DEMOCRACIA é isto: você poder fazer uma manifestação, livremente, até mesmo defendendo uma intervenção abertamente contrária à ordem jurídica vigente… será que teríamos em tempo de outrora tal liberdade? Temos liberdade para dizer o que pensamos. Ótimas as manifestações (isso, plural, foram vários grupos) ocorridas durante a Marcha da Família com Deus hoje, na Praça da Sé. É bom que o povo saia as ruas. É bom que o povo se conheça, se politize, e se manifeste politicamente, para poder crescer. Também foi bom para ver como está o conceito de democracia e de “cidadão-de-bem” (sic) na consciência geral dos manifestantes pró-intervenção militar: o cidadão que estava no meio da manifestação, junto com o movimento, foi expulso por vestir de vermelho[1]… será crime inafiançável, punido com o pau-de-arara, talvez. Tem gente que tem saudade… Como disse antes, “povo” não entende que o problema de Cuba não foi o comunismo como ideologia, mas a forma como se quis implementá-lo: à força, de forma antidemocrática, e com um militar no poder!

          Mas também é de se observar que o comportamento de outros grupos também tem deixado a desejar, não apenas nessa como em outras manifestações: não é tão democrático assim utilizar-se de agressões físicas às instituições e órgãos de segurança pública, quando nem se tentou manifestação por via pacífica, isso é também tentar impor-se pelo uso da força[2]. É certo que é uma forma de se fazer perceber, sim. Mas será necessário? Demonstre a força de suas idéias pela coerência, pelo número de pessoas em suas manifestações… a força é sempre último recurso, último: o primeiro e mais básico é o voto, o segundo é manifestar-se pela via democrática. Se a força for a primeira via, estaremos jogando no lixo todo o esforço democrático empreendido (por poucos, mas válido) até agora.
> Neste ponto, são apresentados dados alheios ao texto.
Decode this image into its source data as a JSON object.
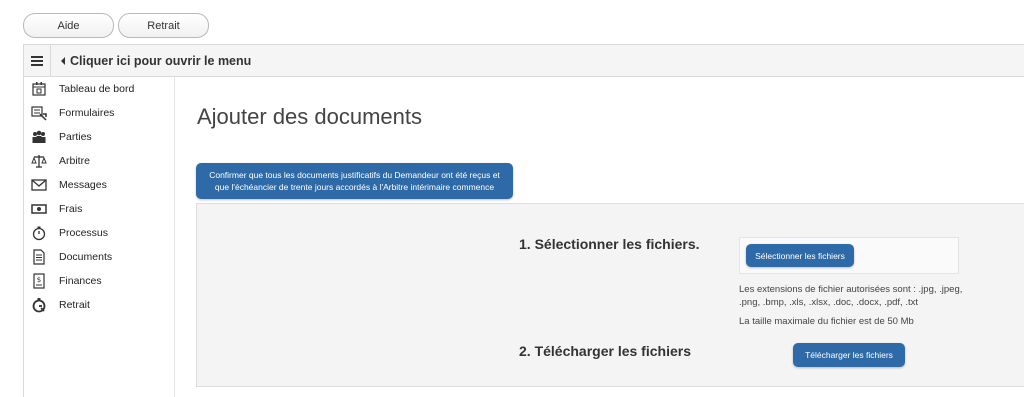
{
  "topbar": {
    "help_label": "Aide",
    "withdraw_label": "Retrait"
  },
  "menubar": {
    "toggle_label": "Cliquer ici pour ouvrir le menu"
  },
  "sidebar": {
    "items": [
      {
        "label": "Tableau de bord",
        "icon": "dashboard-icon"
      },
      {
        "label": "Formulaires",
        "icon": "forms-icon"
      },
      {
        "label": "Parties",
        "icon": "parties-icon"
      },
      {
        "label": "Arbitre",
        "icon": "scales-icon"
      },
      {
        "label": "Messages",
        "icon": "envelope-icon"
      },
      {
        "label": "Frais",
        "icon": "banknote-icon"
      },
      {
        "label": "Processus",
        "icon": "stopwatch-icon"
      },
      {
        "label": "Documents",
        "icon": "document-icon"
      },
      {
        "label": "Finances",
        "icon": "finance-icon"
      },
      {
        "label": "Retrait",
        "icon": "withdraw-icon"
      }
    ]
  },
  "main": {
    "title": "Ajouter des documents",
    "confirm_button": "Confirmer que tous les documents justificatifs du Demandeur ont été reçus et que l'échéancier de trente jours accordés à l'Arbitre intérimaire commence",
    "upload": {
      "step1_label": "1. Sélectionner les fichiers.",
      "select_button": "Sélectionner les fichiers",
      "extensions_text": "Les extensions de fichier autorisées sont : .jpg, .jpeg, .png, .bmp, .xls, .xlsx, .doc, .docx, .pdf, .txt",
      "max_size_text": "La taille maximale du fichier est de 50 Mb",
      "step2_label": "2. Télécharger les fichiers",
      "upload_button": "Télécharger les fichiers"
    }
  },
  "colors": {
    "primary_button": "#2f6aa8",
    "panel_bg": "#f4f4f4"
  }
}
        Primeiro, é necessário saber o que se quer: isso exige maturidade. Bater pé e chorar sem saber dizer o que quer é coisa de criança, bebês fazem isso. Precisamos amadurecer como sociedade, como país democrático. É uma necessidade sempre emergente a educação, acompanhada do diálogo, para construir a consciência coletiva sobre a DEMOCRACIA. Não sejamos também como adolescentes que, rebeldes e desrespeitosos, gritam com os pais para que lhe façam as vontades. Levante-se, arrume sua cama, e faça seu café! Não é hora de voltarmos atrás, de regredirmos à ponto de perder o pouco de democracia que conseguimos conquistar. Ainda falta MUITO. É necessário ir à frente, não voltar atrás. Vamos todos nos manifestar, vamos exercitar nosso direito de expressão, vamos respeitar os direito de manifestação e de expressão dos outros, e nesse contexto todo vamos buscar alguma forma de construirmos, em conjunto, aquilo que programaticamente e, sonhando com a sociedade futura, colocaram no papel os constituintes de 1988: “uma sociedade fraterna, pluralista e sem preconceitos, fundada na harmonia social e comprometida, na ordem interna e internacional, com a solução pacífica das controvérsias.”

           A vida não é feita de sonhos? Nas palavras de Vicente de Carvalho, não é a “esperança, em toda a vida [que] disfarça a pena de viver, mais nada”?[3] Se pensarmos que o Brasil é “isso mesmo”, que o brasileiro “não tem jeito”, é o que estamos dizendo de nós mesmos. Sugiro, a todos nós, a luta pela educação, pela informação, pelo conhecimento, pelo diálogo, pela democracia. Começando por nós mesmos, sendo mais democráticos: ouvindo mais, lendo mais, julgando um pouco menos, e condenando menos ainda. Quem sabe, provaremos errado Augusto dos Anjos, que ao prever a “multidão dos séculos futuros”, “meteu” as mãos na “consciência daquela multidão”, e “em vez de achar a luz que os Céus inflama, somente achou* moléculas de lama, e a mosca alegre da putrefação!”[4]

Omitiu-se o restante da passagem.